Justice Ruth Bader Ginsburg and the liberal members of the court agreed with their colleagues on one aspect of the case: that the district court and U.S. Court of Appeals for the 9th Circuit in California should not have certified the class-action suit under a part of the federal law that allows for monetary awards, rather than simply forcing the company to change its allegedly discriminatory practices.
But she said the women had presented ample evidence that there was a problem at Wal-Mart, where women fill 70 percent of the hourly jobs but make up only 33 percent of management employees.
She found appealing the statistical regression analysis an expert had presented to show the pay and promotions disparities at Wal-Mart “can be explained only by gender discrimination and not by ... neutral variables.”

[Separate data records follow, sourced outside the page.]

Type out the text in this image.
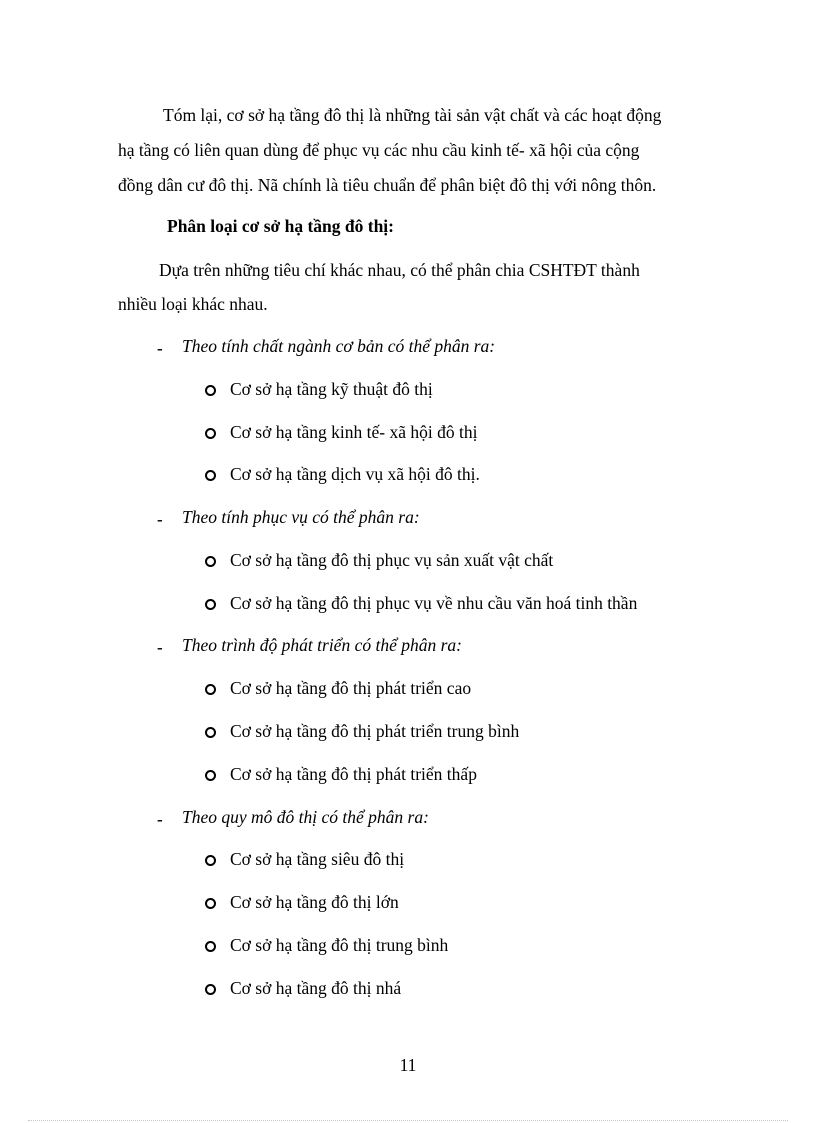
Tóm lại, cơ sở hạ tầng đô thị là những tài sản vật chất và các hoạt động
hạ tầng có liên quan dùng để phục vụ các nhu cầu kinh tế- xã hội của cộng
đồng dân cư đô thị. Nã chính là tiêu chuẩn để phân biệt đô thị với nông thôn.
Phân loại cơ sở hạ tầng đô thị:
Dựa trên những tiêu chí khác nhau, có thể phân chia CSHTĐT thành
nhiều loại khác nhau.
- Theo tính chất ngành cơ bản có thể phân ra:
Cơ sở hạ tầng kỹ thuật đô thị
Cơ sở hạ tầng kinh tế- xã hội đô thị
Cơ sở hạ tầng dịch vụ xã hội đô thị.
- Theo tính phục vụ có thể phân ra:
Cơ sở hạ tầng đô thị phục vụ sản xuất vật chất
Cơ sở hạ tầng đô thị phục vụ về nhu cầu văn hoá tinh thần
- Theo trình độ phát triển có thể phân ra:
Cơ sở hạ tầng đô thị phát triển cao
Cơ sở hạ tầng đô thị phát triển trung bình
Cơ sở hạ tầng đô thị phát triển thấp
- Theo quy mô đô thị có thể phân ra:
Cơ sở hạ tầng siêu đô thị
Cơ sở hạ tầng đô thị lớn
Cơ sở hạ tầng đô thị trung bình
Cơ sở hạ tầng đô thị nhá
11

Ginsburg added: “Managers, like all humankind, may be prey to biases of which they are unaware. The risk of discrimination is heightened when those managers are pre-dominantly of one sex, and are steeped in a corporate culture that perpetuates gender stereotypes.”
She was joined by the court’s other female justices, Sonia Sotomayor and Elena Kagan, and Justice Stephen G. Breyer.
The court’s rejection of using statistical analysis to prove a common practice of discrimination could be key to the viability of future class-action discrimination suits against large employers.
Scalia pointed out that plaintiffs had filed 120 affidavits reporting discrimination — “about 1 for every 12,500 class members” — and that some states included in the study had no anecdotes of discrimination.
“Even if every single one of these accounts is true, that would not demonstrate that the entire company operates under a general policy of discrimination ... which is what respondents must show to certify a companywide class,” he wrote.